A discussion of some further medical questions may here be taken up. The first concerns the therapeutic use of the neutral and alkaline salts of sodium. In clinical, pharmacological, and physiological text-books it is stated now, as ever, that these salts promote a flow of gastric juice. We may look in vain, however, for any experimental foundation to support this doctrine. The experiments brought forward cannot be regarded as conclusive. When Blondlot sprinkled sodium bicarbonate upon flesh, or Braun and Griitzner introduced sodium chloride solutions directly into the blood, they began with methods either false in themselves or far removed from normal conditions. In this case, however, the gaps in the experiment were happily made good by the clinician, for the experiment appeared to be confirmatory of clinical experience. That sodium salts (the chloride and bicarbonate) are useful in disorders of the digestive apparatus there can be no doubt. How do they act, however? It appears to me that here, as in some other cases, medical science has fallen into error.

When we know that an effect takes place it does not by any means imply that we know the mechanism by which it occurs; and although medicine is broad enough and comprehensive enough to make free use of empiricism in practice, yet it often thinks in narrow grooves when it turns to the explanation of facts. It frequently tries to explain complicated healing processes in the simplest way, on supposed physiological data. And this is true in the present case, which affords an example of prevalent medical reasoning; the alkalies work favourably in digestive disturbances - therefore they are succagogues. Naturally the stomach, under the influence of alkalies, sometimes begins to secrete a greater quantity of juice. This means, however, that it has recovered from a disordered state and has returned to normal conditions. Consequently, the effect is due to the fact of recovery, and not to a direct influence of the alkalies. This latter, however, must be specially proved. The assistance afforded by the alkalies to the organism might be capable of another explanation; for example, that which is ordinarily given. In this case, however, I venture to offer a reason for the effects of sodium chloride, and of the alkaline salts of sodium, which is exactly the opposite of that generally accepted.

We were unable to convince ourselves of any succagogue influence on the part of these salts. Indeed, both on the stomach and pancreas they proved in our hands to have an inhibitory effect. In addition to the experiments which I previously brought forward concerning the relation of alkalies to gastric and pancreatic juice, I may relate the following observation.

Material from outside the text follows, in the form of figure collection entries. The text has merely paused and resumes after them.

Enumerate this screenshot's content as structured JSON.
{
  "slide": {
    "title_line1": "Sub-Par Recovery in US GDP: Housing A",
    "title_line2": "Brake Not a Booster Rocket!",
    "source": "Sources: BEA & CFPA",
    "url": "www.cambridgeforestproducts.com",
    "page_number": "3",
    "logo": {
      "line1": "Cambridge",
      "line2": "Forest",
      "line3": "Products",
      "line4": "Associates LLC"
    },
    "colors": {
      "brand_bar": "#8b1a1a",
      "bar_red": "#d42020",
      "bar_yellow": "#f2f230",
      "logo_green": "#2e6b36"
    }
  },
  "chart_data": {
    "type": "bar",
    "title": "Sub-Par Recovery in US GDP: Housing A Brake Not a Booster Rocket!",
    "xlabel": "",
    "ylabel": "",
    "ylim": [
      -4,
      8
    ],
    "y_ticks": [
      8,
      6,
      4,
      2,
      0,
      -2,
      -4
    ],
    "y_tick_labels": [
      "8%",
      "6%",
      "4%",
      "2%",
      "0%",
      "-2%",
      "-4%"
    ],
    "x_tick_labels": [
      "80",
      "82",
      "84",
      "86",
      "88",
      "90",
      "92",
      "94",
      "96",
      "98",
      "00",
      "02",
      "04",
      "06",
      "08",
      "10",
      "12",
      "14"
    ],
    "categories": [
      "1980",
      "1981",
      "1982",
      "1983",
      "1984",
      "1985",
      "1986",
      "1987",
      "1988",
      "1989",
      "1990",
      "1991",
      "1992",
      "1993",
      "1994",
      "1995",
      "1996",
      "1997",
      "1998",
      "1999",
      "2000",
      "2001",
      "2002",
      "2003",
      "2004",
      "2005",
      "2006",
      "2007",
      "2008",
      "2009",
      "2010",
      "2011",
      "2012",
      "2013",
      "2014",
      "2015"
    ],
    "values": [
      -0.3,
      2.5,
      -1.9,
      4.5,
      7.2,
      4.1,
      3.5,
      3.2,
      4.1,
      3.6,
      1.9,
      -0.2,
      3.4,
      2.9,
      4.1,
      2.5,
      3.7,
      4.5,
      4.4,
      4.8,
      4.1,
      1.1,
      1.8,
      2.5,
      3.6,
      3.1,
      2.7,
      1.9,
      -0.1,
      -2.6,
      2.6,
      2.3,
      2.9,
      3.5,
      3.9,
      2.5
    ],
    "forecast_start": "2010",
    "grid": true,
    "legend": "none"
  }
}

A dog which fortunately had survived the performance, one after the other, of a gastric fistula, a pancreatic fistula, and an cesophagotomy, received daily during the course of several weeks an addition of soda to its food. The animal enjoyed good health and had an excellent appetite. When the first sham feeding experiment was carried out, the relatively small effect of this otherwise very active juice-exciting procedure at once struck us. At the same time we observed that the pieces of flesh which fell from the upper end of the oesophagus, contrary to the ordinary rule, were hardly at all insalivated. In this dog, therefore, a greatly lowered activity of several digestive glands - viz., of the gastric, pancreatic, and salivary glands - simultaneously existed. With regard to the salivary glands the circumstance was naturally submitted to closer investigation.